Inference Strategy: To save costs, we run LightGBM first. If the score is ambiguous (e.g., 0.4 - 0.7), we trigger the more expensive DistilBERT model.

Optimization: Use Quantization (INT8) for the DistilBERT model and ONNX Runtime for high-speed cross-platform serving.

Training Pipeline

Dataset Construction: We use Negative Downsampling since the volume of legitimate mail is high, but we maintain the original distribution for the validation set to ensure calibration.

Data Splitting: Time-based split. Train on days 1-28, test on day 29-30. This simulates the temporal nature of spam.

Retraining: Daily incremental training.
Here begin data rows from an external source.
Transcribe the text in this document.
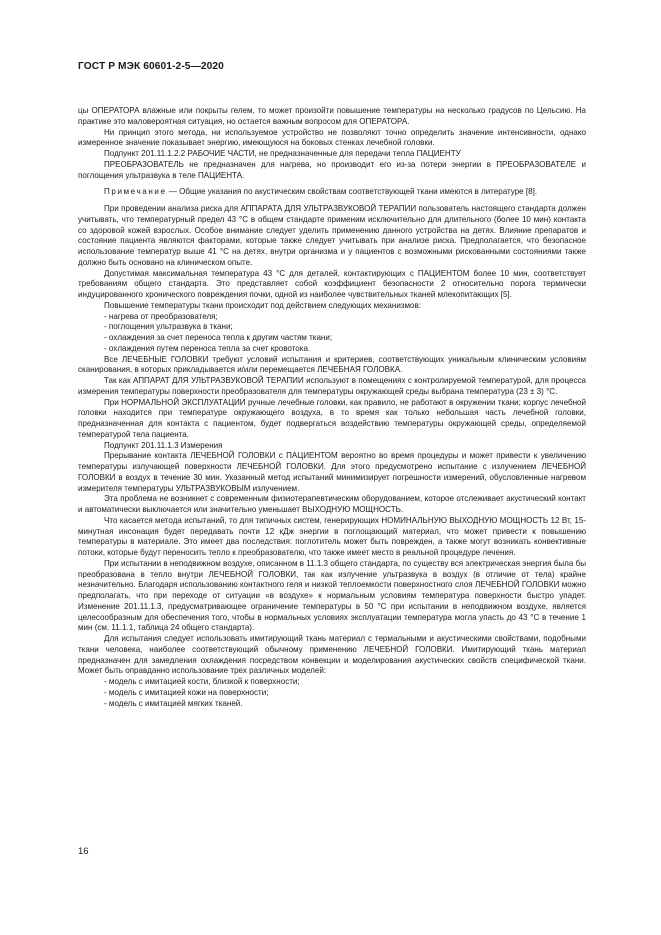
ГОСТ Р МЭК 60601-2-5—2020

цы ОПЕРАТОРА влажные или покрыты гелем, то может произойти повышение температуры на несколько градусов по Цельсию. На практике это маловероятная ситуация, но остается важным вопросом для ОПЕРАТОРА.

Ни принцип этого метода, ни используемое устройство не позволяют точно определить значение интенсивности, однако измеренное значение показывает энергию, имеющуюся на боковых стенках лечебной головки.

Подпункт 201.11.1.2.2 РАБОЧИЕ ЧАСТИ, не предназначенные для передачи тепла ПАЦИЕНТУ

ПРЕОБРАЗОВАТЕЛЬ не предназначен для нагрева, но производит его из-за потери энергии в ПРЕОБРАЗОВАТЕЛЕ и поглощения ультразвука в теле ПАЦИЕНТА.

Примечание — Общие указания по акустическим свойствам соответствующей ткани имеются в литературе [8].

При проведении анализа риска для АППАРАТА ДЛЯ УЛЬТРАЗВУКОВОЙ ТЕРАПИИ пользователь настоящего стандарта должен учитывать, что температурный предел 43 °С в общем стандарте применим исключительно для длительного (более 10 мин) контакта со здоровой кожей взрослых. Особое внимание следует уделить применению данного устройства на детях. Влияние препаратов и состояние пациента являются факторами, которые также следует учитывать при анализе риска. Предполагается, что безопасное использование температур выше 41 °С на детях, внутри организма и у пациентов с возможными рискованными состояниями также должно быть основано на клиническом опыте.

Допустимая максимальная температура 43 °С для деталей, контактирующих с ПАЦИЕНТОМ более 10 мин, соответствует требованиям общего стандарта. Это представляет собой коэффициент безопасности 2 относительно порога термически индуцированного хронического повреждения почки, одной из наиболее чувствительных тканей млекопитающих [5].

Повышение температуры ткани происходит под действием следующих механизмов:

- нагрева от преобразователя;

- поглощения ультразвука в ткани;

- охлаждения за счет переноса тепла к другим частям ткани;

- охлаждения путем переноса тепла за счет кровотока.

Все ЛЕЧЕБНЫЕ ГОЛОВКИ требуют условий испытания и критериев, соответствующих уникальным клиническим условиям сканирования, в которых прикладывается и/или перемещается ЛЕЧЕБНАЯ ГОЛОВКА.

Так как АППАРАТ ДЛЯ УЛЬТРАЗВУКОВОЙ ТЕРАПИИ используют в помещениях с контролируемой температурой, для процесса измерения температуры поверхности преобразователя для температуры окружающей среды выбрана температура (23 ± 3) °С.

При НОРМАЛЬНОЙ ЭКСПЛУАТАЦИИ ручные лечебные головки, как правило, не работают в окружении ткани; корпус лечебной головки находится при температуре окружающего воздуха, в то время как только небольшая часть лечебной головки, предназначенная для контакта с пациентом, будет подвергаться воздействию температуры окружающей среды, определяемой температурой тела пациента.

Подпункт 201.11.1.3 Измерения

Прерывание контакта ЛЕЧЕБНОЙ ГОЛОВКИ с ПАЦИЕНТОМ вероятно во время процедуры и может привести к увеличению температуры излучающей поверхности ЛЕЧЕБНОЙ ГОЛОВКИ. Для этого предусмотрено испытание с излучением ЛЕЧЕБНОЙ ГОЛОВКИ в воздух в течение 30 мин. Указанный метод испытаний минимизирует погрешности измерений, обусловленные нагревом измерителя температуры УЛЬТРАЗВУКОВЫМ излучением.

Эта проблема не возникнет с современным физиотерапевтическим оборудованием, которое отслеживает акустический контакт и автоматически выключается или значительно уменьшает ВЫХОДНУЮ МОЩНОСТЬ.

Что касается метода испытаний, то для типичных систем, генерирующих НОМИНАЛЬНУЮ ВЫХОДНУЮ МОЩНОСТЬ 12 Вт, 15-минутная инсонация будет передавать почти 12 кДж энергии в поглощающий материал, что может привести к повышению температуры в материале. Это имеет два последствия: поглотитель может быть поврежден, а также могут возникать конвективные потоки, которые будут переносить тепло к преобразователю, что также имеет место в реальной процедуре лечения.

При испытании в неподвижном воздухе, описанном в 11.1.3 общего стандарта, по существу вся электрическая энергия была бы преобразована в тепло внутри ЛЕЧЕБНОЙ ГОЛОВКИ, так как излучение ультразвука в воздух (в отличие от тела) крайне незначительно. Благодаря использованию контактного геля и низкой теплоемкости поверхностного слоя ЛЕЧЕБНОЙ ГОЛОВКИ можно предполагать, что при переходе от ситуации «в воздухе» к нормальным условиям температура поверхности быстро упадет. Изменение 201.11.1.3, предусматривающее ограничение температуры в 50 °С при испытании в неподвижном воздухе, является целесообразным для обеспечения того, чтобы в нормальных условиях эксплуатации температура могла упасть до 43 °С в течение 1 мин (см. 11.1.1, таблица 24 общего стандарта).

Для испытания следует использовать имитирующий ткань материал с термальными и акустическими свойствами, подобными ткани человека, наиболее соответствующий обычному применению ЛЕЧЕБНОЙ ГОЛОВКИ. Имитирующий ткань материал предназначен для замедления охлаждения посредством конвекции и моделирования акустических свойств специфической ткани. Может быть оправданно использование трех различных моделей:

- модель с имитацией кости, близкой к поверхности;

- модель с имитацией кожи на поверхности;

- модель с имитацией мягких тканей.

16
We fine-tune the existing LightGBM model with the last 24 hours of data to adapt to new "bursty" spam campaigns.

Serving Pipeline

Pattern: Synchronous Request-Response at the SMTP gateway.

Reliability: Fallback to Heuristics. If the ML service has a 5xx error or latency >100ms, the system falls back to a conservative heuristic (e.g., block only known bad IPs).
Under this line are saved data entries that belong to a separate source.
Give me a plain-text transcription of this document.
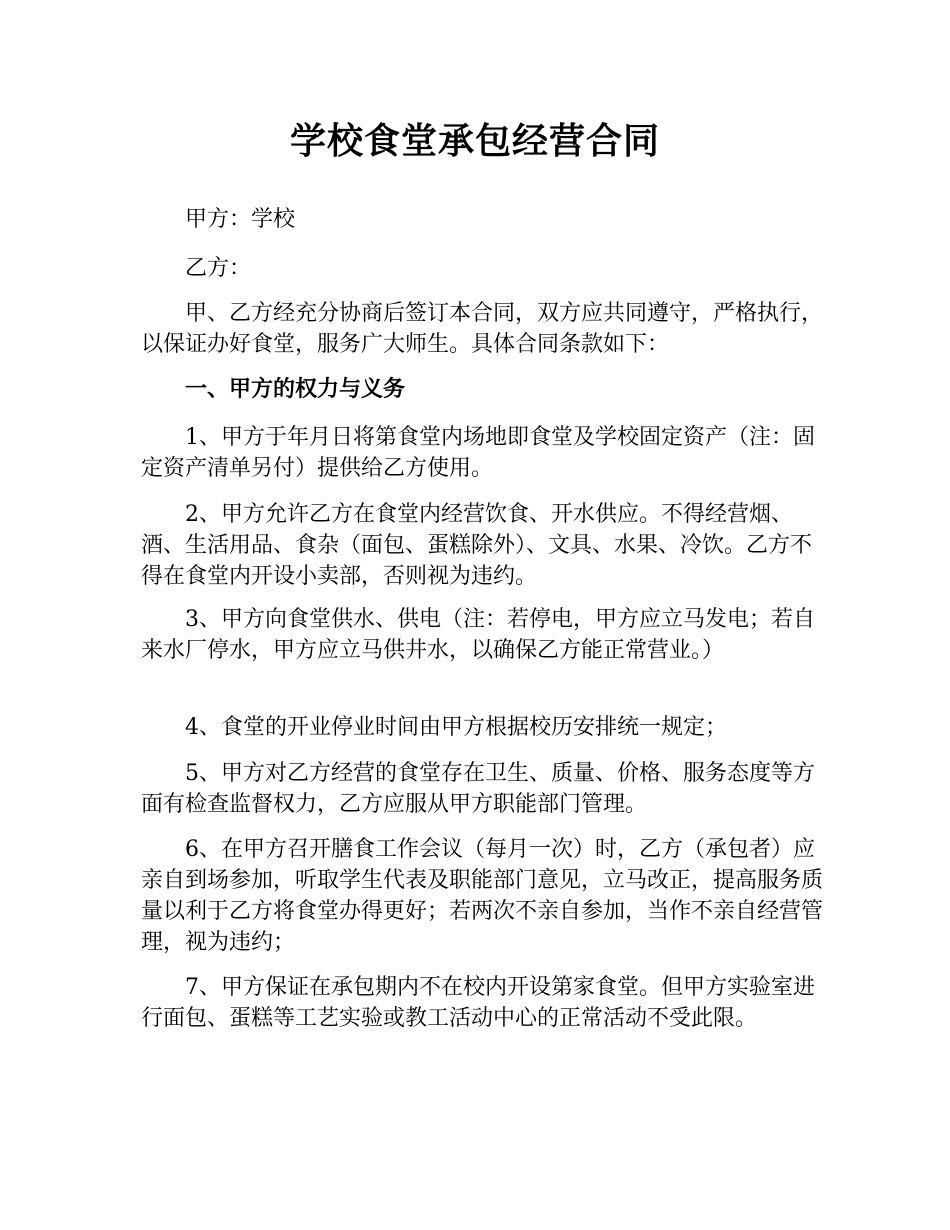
学校食堂承包经营合同

甲方：学校

乙方：

甲、乙方经充分协商后签订本合同，双方应共同遵守，严格执行，以保证办好食堂，服务广大师生。具体合同条款如下：

一、甲方的权力与义务

1、甲方于年月日将第食堂内场地即食堂及学校固定资产（注：固定资产清单另付）提供给乙方使用。

2、甲方允许乙方在食堂内经营饮食、开水供应。不得经营烟、酒、生活用品、食杂（面包、蛋糕除外）、文具、水果、冷饮。乙方不得在食堂内开设小卖部，否则视为违约。

3、甲方向食堂供水、供电（注：若停电，甲方应立马发电；若自来水厂停水，甲方应立马供井水，以确保乙方能正常营业。）

4、食堂的开业停业时间由甲方根据校历安排统一规定；

5、甲方对乙方经营的食堂存在卫生、质量、价格、服务态度等方面有检查监督权力，乙方应服从甲方职能部门管理。

6、在甲方召开膳食工作会议（每月一次）时，乙方（承包者）应亲自到场参加，听取学生代表及职能部门意见，立马改正，提高服务质量以利于乙方将食堂办得更好；若两次不亲自参加，当作不亲自经营管理，视为违约；

7、甲方保证在承包期内不在校内开设第家食堂。但甲方实验室进行面包、蛋糕等工艺实验或教工活动中心的正常活动不受此限。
Latency Optimization: Batching. We batch inference requests for high-volume MTAs (Mail Transfer Agents) to improve throughput on GPUs for the Transformer component.

Evaluation Pipeline

Offline: We look at the Precision-Recall Curve. Specifically, we optimize for Recall at 10^-5 FPR.

Online: A/B Testing. Group A (current model) vs Group B (new model). We monitor "Spam Report Rate" and "Manual Rescue Rate" (user moving mail from spam to inbox).

Monitoring Pipeline

Prediction Drift: Monitor the average score output. If the mean score shifts by >10% in an hour, it usually signifies a new massive spam attack or a feature pipeline failure.

Feature Drift: Monitor the distribution of "Sender IP Country". A sudden spike in mail from a specific region might indicate a botnet.

Wrap Up

Final Evaluation

Observability: Real-time dashboards showing the "Blocking Reason" (Heuristic vs ML vs Text).

Edge Cases:

Cold Start: For new IPs, we rely on "Domain Reputation" and "Sender Authenticity" (SPF/DKIM).

Adversarial: We use Image Hashing (pHash) to detect spam that is sent as an image to bypass text filters.

Trade-offs: We trade off Recall for Precision. It is better to let 10 spam emails through than to block 1 important work email.